Knowledge transfer groups well worth the effort
We are still cutting the last of our silage. Some of it was closed late due to the bad growing conditions in April and early May. As we make all round bale silage, we can cut the grass in stages whenever it is fit.
Bales may be a little more expensive and a lot more work, but there is no waste. With a pit I would have to close all the ground at the same time and this could put the grazing ground under pressure as the farm is heavily stocked at this time of year.
I have my own mower and try to cut the grass in the middle of the day when the grass sugars are at their highest and the grass at its driest. It is then left for 36 hours to wilt before baling and we try and stack them as soon as possible before the crows come. One shed still has slurry in it, so the plan is to have it agitated and spread it on the silage stubble when we cut the last field.
I think you get better results this time of the year than waiting till the end of the year.
The topper is also on its summer tour of the farm. But with the farm heavily stocked, topping is more cosmetic with only the odd dock, thistle or strong grass around a cow pad to be cleared off.
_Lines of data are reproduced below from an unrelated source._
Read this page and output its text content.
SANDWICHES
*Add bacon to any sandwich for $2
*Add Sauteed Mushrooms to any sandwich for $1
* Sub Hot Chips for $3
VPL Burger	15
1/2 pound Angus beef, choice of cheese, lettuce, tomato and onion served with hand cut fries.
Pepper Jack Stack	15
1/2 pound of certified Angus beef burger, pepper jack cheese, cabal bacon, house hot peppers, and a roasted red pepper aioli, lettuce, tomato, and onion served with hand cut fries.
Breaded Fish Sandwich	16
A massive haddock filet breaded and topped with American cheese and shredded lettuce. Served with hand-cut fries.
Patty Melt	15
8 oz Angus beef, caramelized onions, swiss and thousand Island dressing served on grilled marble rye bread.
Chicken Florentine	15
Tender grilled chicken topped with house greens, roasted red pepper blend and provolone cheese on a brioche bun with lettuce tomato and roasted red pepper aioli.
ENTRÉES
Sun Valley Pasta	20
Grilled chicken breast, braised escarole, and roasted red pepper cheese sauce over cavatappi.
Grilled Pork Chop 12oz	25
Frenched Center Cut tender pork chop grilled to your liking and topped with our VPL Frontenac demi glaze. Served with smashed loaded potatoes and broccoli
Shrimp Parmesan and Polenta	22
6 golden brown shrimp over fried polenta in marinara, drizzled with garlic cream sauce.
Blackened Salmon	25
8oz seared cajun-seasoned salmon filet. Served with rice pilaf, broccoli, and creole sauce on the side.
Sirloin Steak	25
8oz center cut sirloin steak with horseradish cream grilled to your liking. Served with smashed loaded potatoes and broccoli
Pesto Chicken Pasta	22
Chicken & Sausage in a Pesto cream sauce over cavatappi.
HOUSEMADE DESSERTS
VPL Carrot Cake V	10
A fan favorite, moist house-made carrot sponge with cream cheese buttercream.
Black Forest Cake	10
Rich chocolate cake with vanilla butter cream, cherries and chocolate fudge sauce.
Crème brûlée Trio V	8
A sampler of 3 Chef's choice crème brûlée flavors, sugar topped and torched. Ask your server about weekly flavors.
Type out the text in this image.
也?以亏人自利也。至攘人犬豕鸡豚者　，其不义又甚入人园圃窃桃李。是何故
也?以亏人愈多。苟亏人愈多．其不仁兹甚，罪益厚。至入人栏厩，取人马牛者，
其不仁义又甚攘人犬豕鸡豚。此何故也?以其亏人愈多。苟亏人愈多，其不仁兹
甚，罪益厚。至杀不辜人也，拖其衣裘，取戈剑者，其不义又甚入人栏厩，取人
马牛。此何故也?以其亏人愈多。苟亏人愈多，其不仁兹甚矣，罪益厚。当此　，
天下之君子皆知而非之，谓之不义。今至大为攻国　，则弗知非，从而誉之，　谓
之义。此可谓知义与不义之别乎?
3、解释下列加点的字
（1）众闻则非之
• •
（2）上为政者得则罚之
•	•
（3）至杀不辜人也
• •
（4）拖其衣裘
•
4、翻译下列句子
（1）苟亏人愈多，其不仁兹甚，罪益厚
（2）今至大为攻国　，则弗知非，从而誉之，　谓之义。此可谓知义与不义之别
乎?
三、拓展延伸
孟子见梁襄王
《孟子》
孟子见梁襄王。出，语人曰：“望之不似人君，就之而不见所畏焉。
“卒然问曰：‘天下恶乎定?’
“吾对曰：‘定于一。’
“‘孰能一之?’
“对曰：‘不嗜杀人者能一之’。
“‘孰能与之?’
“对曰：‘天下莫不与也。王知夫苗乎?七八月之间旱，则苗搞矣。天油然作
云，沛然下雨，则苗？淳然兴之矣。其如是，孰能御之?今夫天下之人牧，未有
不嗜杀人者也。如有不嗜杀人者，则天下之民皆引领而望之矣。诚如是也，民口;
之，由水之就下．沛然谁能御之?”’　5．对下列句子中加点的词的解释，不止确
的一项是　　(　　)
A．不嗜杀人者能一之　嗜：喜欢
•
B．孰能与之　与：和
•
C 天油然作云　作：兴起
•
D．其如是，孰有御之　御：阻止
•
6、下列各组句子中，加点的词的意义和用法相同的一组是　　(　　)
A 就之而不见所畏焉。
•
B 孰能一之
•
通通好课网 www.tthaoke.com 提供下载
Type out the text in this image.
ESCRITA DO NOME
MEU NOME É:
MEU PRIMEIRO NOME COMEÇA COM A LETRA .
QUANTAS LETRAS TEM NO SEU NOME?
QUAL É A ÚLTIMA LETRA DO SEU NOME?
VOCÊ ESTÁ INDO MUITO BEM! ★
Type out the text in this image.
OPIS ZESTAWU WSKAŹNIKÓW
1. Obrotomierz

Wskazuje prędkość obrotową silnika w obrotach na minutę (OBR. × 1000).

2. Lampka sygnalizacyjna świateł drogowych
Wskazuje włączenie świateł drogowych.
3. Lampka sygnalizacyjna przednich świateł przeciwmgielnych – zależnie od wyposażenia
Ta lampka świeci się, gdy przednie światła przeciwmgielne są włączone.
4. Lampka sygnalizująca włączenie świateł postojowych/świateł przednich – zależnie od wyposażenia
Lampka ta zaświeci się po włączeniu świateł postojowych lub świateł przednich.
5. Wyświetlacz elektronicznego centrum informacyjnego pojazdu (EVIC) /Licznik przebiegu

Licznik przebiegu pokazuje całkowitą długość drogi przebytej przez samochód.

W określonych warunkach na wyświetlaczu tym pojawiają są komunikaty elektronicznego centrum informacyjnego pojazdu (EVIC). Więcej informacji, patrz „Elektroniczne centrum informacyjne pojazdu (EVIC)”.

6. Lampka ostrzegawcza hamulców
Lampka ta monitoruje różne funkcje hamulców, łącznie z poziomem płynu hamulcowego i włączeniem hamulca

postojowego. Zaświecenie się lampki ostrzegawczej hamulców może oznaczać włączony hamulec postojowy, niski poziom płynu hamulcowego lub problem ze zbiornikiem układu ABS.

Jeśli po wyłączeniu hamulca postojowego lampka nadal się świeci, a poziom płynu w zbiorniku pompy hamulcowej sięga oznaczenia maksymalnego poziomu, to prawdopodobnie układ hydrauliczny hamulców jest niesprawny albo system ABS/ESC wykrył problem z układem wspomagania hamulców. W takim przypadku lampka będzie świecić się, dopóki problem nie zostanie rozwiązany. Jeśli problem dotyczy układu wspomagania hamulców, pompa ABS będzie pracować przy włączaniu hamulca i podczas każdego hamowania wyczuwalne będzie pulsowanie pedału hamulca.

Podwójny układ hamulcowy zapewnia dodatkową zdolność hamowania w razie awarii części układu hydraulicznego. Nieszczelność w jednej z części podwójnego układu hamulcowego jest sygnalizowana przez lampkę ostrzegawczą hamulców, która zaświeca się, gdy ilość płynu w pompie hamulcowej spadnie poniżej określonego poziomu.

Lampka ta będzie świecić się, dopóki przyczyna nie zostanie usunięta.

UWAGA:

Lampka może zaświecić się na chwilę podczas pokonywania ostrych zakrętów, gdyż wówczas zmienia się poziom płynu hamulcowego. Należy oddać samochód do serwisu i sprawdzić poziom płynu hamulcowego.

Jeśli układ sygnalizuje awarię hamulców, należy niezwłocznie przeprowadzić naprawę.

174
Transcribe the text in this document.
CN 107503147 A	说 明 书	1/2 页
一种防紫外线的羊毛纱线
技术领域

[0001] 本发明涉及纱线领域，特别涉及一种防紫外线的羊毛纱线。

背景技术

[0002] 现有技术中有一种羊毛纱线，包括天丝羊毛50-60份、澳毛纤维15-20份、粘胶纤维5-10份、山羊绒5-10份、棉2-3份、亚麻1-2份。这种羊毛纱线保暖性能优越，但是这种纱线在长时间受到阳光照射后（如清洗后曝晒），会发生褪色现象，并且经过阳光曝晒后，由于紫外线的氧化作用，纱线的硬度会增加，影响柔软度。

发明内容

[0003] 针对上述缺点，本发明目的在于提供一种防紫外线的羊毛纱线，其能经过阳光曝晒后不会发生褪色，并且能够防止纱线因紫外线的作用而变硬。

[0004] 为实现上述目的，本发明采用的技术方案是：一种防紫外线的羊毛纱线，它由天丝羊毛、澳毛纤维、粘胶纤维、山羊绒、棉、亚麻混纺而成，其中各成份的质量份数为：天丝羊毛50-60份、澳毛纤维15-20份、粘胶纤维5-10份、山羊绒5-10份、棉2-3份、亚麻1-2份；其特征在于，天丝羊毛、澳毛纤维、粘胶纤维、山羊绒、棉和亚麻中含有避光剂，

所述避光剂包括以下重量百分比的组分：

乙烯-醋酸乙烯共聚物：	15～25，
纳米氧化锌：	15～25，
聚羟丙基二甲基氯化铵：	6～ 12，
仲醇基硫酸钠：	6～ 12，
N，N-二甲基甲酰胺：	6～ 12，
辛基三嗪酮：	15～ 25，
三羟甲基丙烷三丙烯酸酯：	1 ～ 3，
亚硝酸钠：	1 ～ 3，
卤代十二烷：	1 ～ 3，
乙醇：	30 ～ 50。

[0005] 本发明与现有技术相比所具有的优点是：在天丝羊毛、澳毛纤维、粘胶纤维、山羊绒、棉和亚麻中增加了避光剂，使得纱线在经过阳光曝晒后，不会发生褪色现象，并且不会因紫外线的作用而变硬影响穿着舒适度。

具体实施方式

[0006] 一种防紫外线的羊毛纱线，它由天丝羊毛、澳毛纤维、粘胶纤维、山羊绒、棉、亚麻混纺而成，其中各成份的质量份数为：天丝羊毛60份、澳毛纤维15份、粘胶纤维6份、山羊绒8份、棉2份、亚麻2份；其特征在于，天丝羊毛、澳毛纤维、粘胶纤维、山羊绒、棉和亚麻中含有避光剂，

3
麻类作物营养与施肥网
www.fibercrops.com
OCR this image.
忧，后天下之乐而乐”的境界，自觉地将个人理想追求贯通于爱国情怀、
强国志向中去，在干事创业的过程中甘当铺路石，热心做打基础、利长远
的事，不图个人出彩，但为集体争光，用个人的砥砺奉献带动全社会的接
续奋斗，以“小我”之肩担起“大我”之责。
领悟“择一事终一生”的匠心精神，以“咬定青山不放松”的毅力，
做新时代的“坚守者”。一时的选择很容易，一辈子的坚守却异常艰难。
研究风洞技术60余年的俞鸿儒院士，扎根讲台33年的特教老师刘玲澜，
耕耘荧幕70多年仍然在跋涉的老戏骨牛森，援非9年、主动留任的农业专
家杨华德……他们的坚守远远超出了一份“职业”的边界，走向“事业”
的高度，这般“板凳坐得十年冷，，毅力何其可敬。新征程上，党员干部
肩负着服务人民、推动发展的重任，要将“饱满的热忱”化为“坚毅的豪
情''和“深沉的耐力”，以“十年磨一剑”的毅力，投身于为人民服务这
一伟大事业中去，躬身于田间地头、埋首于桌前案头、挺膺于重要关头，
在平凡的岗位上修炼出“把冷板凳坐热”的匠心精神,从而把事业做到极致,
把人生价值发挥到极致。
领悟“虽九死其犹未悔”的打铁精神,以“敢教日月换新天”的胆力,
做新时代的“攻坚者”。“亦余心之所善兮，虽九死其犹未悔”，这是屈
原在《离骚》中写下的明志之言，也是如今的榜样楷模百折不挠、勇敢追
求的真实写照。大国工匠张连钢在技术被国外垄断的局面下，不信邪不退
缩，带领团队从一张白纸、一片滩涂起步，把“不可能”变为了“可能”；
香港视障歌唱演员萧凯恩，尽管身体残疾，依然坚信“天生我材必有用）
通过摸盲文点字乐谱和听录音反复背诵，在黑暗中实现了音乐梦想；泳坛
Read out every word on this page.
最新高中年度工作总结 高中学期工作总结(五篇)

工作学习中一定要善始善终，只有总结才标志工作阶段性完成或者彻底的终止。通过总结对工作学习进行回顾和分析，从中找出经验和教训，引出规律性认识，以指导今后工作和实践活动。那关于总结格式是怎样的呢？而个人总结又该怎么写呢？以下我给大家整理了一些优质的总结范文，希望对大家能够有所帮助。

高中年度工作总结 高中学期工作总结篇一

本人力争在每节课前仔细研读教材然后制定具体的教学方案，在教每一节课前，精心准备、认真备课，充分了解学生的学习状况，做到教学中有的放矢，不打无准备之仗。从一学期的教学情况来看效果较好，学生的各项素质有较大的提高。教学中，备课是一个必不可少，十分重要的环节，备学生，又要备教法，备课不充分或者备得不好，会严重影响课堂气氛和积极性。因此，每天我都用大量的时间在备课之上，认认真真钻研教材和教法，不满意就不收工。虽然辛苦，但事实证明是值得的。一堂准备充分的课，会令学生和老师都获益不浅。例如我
The young stock and the sheep are getting the grass at the front of the rotation with the suckler cows last, then the topper. There are many disadvantages with the suckler cow, but one advantage is that she is great to clean out a paddock.
I am using the field network of the farm as a paddock rotational system. It works well and it is very handy to get the younger stock used to being moved about.
The calves will soon be due their first worm dose. I will probably use a simple oral dose with the hook dosing gun. Maybe the Genomics tags will have landed in the post before I start dosing them.